Toutefois, au milieu des années 1990, un changement de cap important est survenu lorsque les tenants de ce courant ont commencé à se demander si l’aide pouvait stimuler la croissance et si son rendement pouvait décroître à mesure que ladite aide était augmentée. En effet, jusqu’au milieu des années 1990, ceux qui s’intéressaient à l’efficacité de l’aide n’ont testé qu’un rapport linéaire aide-croissance (fondé sur les modèles néoclassiques de la croissance) qui pose le problème d’endogénéité lié à l’utilisation d’une seule équation dans laquelle, l’effet inverse d’une faible croissance sur une massive allocation de l’aide est ignoré.
Ces insuffisances ont été, par la suite, relevées par une nouvelle catégorie de chercheurs qui vont soutenir la thèse contraire.

La plupart de ces derniers auteurs admettent le rendement décroissant de l’aide et concluent à une relation positive entre celle-ci et la croissance (Hajimichael et alii, 1995 ; Durbarry et alii, 1998 ; Dalgaard et Hansen, 2000 ; Hansen et Tarp, 2000 et 2001 ; Lensink et White, 2001 ; Dalgaard et alii, 2004). Selon la majorité de ces chercheurs, l’aide n’a pas toujours été efficace ; mais, en général, l’augmentation des flux d’aide a été associée à une croissance plus rapide. La relation est généralement positive , bien que le rendement décroisse à mesure que l’aide augmente, c’est-à-dire que l’impact marginal sur la croissance est maximisé lorsque l’aide est moins importante et diminue à mesure que l’aide augmente.
A ce propos, les premiers auteurs (Papenek, 1973 ; Levy, 1988), ont présumé que l’aide stimulerait la croissance en augmentant l’épargne et le stock de capital.
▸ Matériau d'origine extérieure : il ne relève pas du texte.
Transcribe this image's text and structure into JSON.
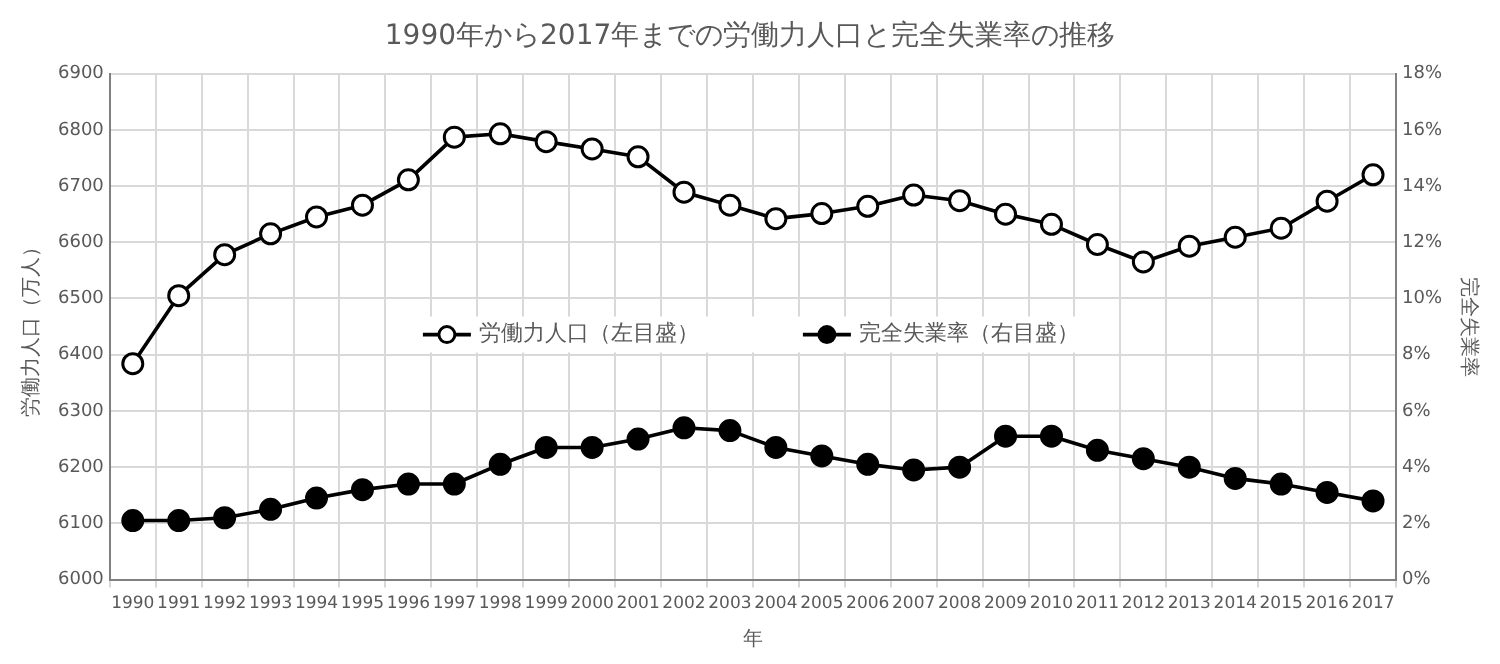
{
  "chart_data": {
    "type": "line",
    "title": "1990年から2017年までの労働力人口と完全失業率の推移",
    "xlabel": "年",
    "ylabel": "労働力人口（万人）",
    "y2label": "完全失業率",
    "categories": [
      "1990",
      "1991",
      "1992",
      "1993",
      "1994",
      "1995",
      "1996",
      "1997",
      "1998",
      "1999",
      "2000",
      "2001",
      "2002",
      "2003",
      "2004",
      "2005",
      "2006",
      "2007",
      "2008",
      "2009",
      "2010",
      "2011",
      "2012",
      "2013",
      "2014",
      "2015",
      "2016",
      "2017"
    ],
    "series": [
      {
        "name": "労働力人口（左目盛）",
        "color": "#000000",
        "values": [
          6384,
          6505,
          6578,
          6615,
          6645,
          6666,
          6711,
          6787,
          6793,
          6779,
          6766,
          6752,
          6689,
          6666,
          6642,
          6651,
          6664,
          6684,
          6674,
          6650,
          6632,
          6596,
          6565,
          6593,
          6609,
          6625,
          6673,
          6720
        ]
      },
      {
        "name": "完全失業率（右目盛）",
        "color": "#000000",
        "axis": "y2",
        "values": [
          2.1,
          2.1,
          2.2,
          2.5,
          2.9,
          3.2,
          3.4,
          3.4,
          4.1,
          4.7,
          4.7,
          5.0,
          5.4,
          5.3,
          4.7,
          4.4,
          4.1,
          3.9,
          4.0,
          5.1,
          5.1,
          4.6,
          4.3,
          4.0,
          3.6,
          3.4,
          3.1,
          2.8
        ]
      }
    ],
    "ylim": [
      6000,
      6900
    ],
    "yticks": [
      6000,
      6100,
      6200,
      6300,
      6400,
      6500,
      6600,
      6700,
      6800,
      6900
    ],
    "y2lim": [
      0,
      18
    ],
    "y2ticks": [
      {
        "value": 0,
        "label": "0%"
      },
      {
        "value": 2,
        "label": "2%"
      },
      {
        "value": 4,
        "label": "4%"
      },
      {
        "value": 6,
        "label": "6%"
      },
      {
        "value": 8,
        "label": "8%"
      },
      {
        "value": 10,
        "label": "10%"
      },
      {
        "value": 12,
        "label": "12%"
      },
      {
        "value": 14,
        "label": "14%"
      },
      {
        "value": 16,
        "label": "16%"
      },
      {
        "value": 18,
        "label": "18%"
      }
    ],
    "grid": true,
    "legend": "center",
    "marker": "circle",
    "line_style": "solid"
  }
}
De plus, l’aide pourrait, selon eux, contribuer à l’accroissement de la productivité des travailleurs (par exemple, par des investissements en santé ou en éducation). Elle pourrait aussi servir de courroie de transmission de la technologie ou des connaissances entre les pays riches et les pays pauvres (en finançant les importations de biens d’équipement ou dans le cadre de programmes d’assistance technique).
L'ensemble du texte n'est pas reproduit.